Lately, people have been urging me to do more leaf paintings. It's a little early in the year for them, but I pulled everything out to give it a shot. You have to find the right cutting. The shape, the veins, the condition (lots of little bugs inhabit leaves)...and the funny thing is, and it's perhaps the length of time the leaf is exposed to the elements over the duration of several seasons, before they fall, or the cold air at night in the early fall, summer leaves are tough to deal with. They have waxy surfaces and resist water and paint. I won't tell you what I do to prepare them pre-season (that's a trade secret), but I took out my scissors, took some cuttings, got a dozen together. and spent about eight hours, on and off, to come up with basically one picture.

My leaf paintings are all original, one-of-a-kind, productions. Prepared on a quarter sheet, if all are successful, I might get one really good big painting or five or six small ones.

I learned the trick of cutting paintings down one year on Monhegan Island, many years ago.
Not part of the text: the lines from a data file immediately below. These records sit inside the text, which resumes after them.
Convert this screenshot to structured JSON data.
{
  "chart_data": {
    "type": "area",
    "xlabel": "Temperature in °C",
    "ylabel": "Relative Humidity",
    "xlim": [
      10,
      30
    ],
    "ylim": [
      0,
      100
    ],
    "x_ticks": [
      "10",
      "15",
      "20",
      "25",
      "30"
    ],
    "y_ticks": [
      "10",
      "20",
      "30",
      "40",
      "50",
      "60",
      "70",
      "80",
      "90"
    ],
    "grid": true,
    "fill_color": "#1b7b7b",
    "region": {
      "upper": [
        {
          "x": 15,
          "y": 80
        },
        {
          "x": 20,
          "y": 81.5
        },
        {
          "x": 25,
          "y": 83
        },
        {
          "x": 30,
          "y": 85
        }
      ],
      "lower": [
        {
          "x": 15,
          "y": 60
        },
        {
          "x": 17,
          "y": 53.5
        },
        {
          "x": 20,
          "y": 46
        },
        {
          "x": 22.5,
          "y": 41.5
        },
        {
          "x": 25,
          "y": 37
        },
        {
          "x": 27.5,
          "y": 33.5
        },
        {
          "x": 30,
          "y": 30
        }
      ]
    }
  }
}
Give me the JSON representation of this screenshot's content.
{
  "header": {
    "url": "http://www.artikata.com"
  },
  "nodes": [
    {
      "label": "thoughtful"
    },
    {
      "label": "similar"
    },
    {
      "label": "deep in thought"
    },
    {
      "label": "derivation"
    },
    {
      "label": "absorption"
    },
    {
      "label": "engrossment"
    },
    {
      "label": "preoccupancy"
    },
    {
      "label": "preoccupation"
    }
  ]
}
Fred Wiley, a well-known Monhegan artist, was visiting our group of painters. I had a poor painting going and was ready to trash it when Fred stopped me. He whipped out a small mat and moved it to a part of the painting where something was hiding. "In every bad painting there's a beautiful postcard," he said. With that little action of his, voila, there it was, my first cutting. If I'm lucky and the painting is a really big bad one, I can get two or three cuttings.

Since then, I've painted with abandon knowing that something will be there that will be worth framing. Okay, not every time, and not with complete abandon. Some times, very few times, I just paint to paint. I actually try very hard to paint well and still throw a bunch of stuff away.

Over the years, my leaf cutting and painting processes have resulted in some outright gems and many worthy cuttings. This one, a piece of quarter sheet is a cutting.

When they go really bad, and with this process many do, I cut the sheets into strips, five or six inches long and a couple of inches across and end up with hundreds of abstract book marks.

So, today, from my cuttings, one painting and sixty-seven book marks. Can't tell you what tomorrow will bring, but I always look for the right cutting.

By the way, those six pieces of paper may have resulted in six pictures that one could argue, if done well, matted and framed, might bring several hundred dollars each. That being the case, I'd welcome $1800.00 for this one. If anyone is interested, contact me right away.

1 comment:

  1. I don't have $1800, but I would love to have 23 of the bookmarks!!!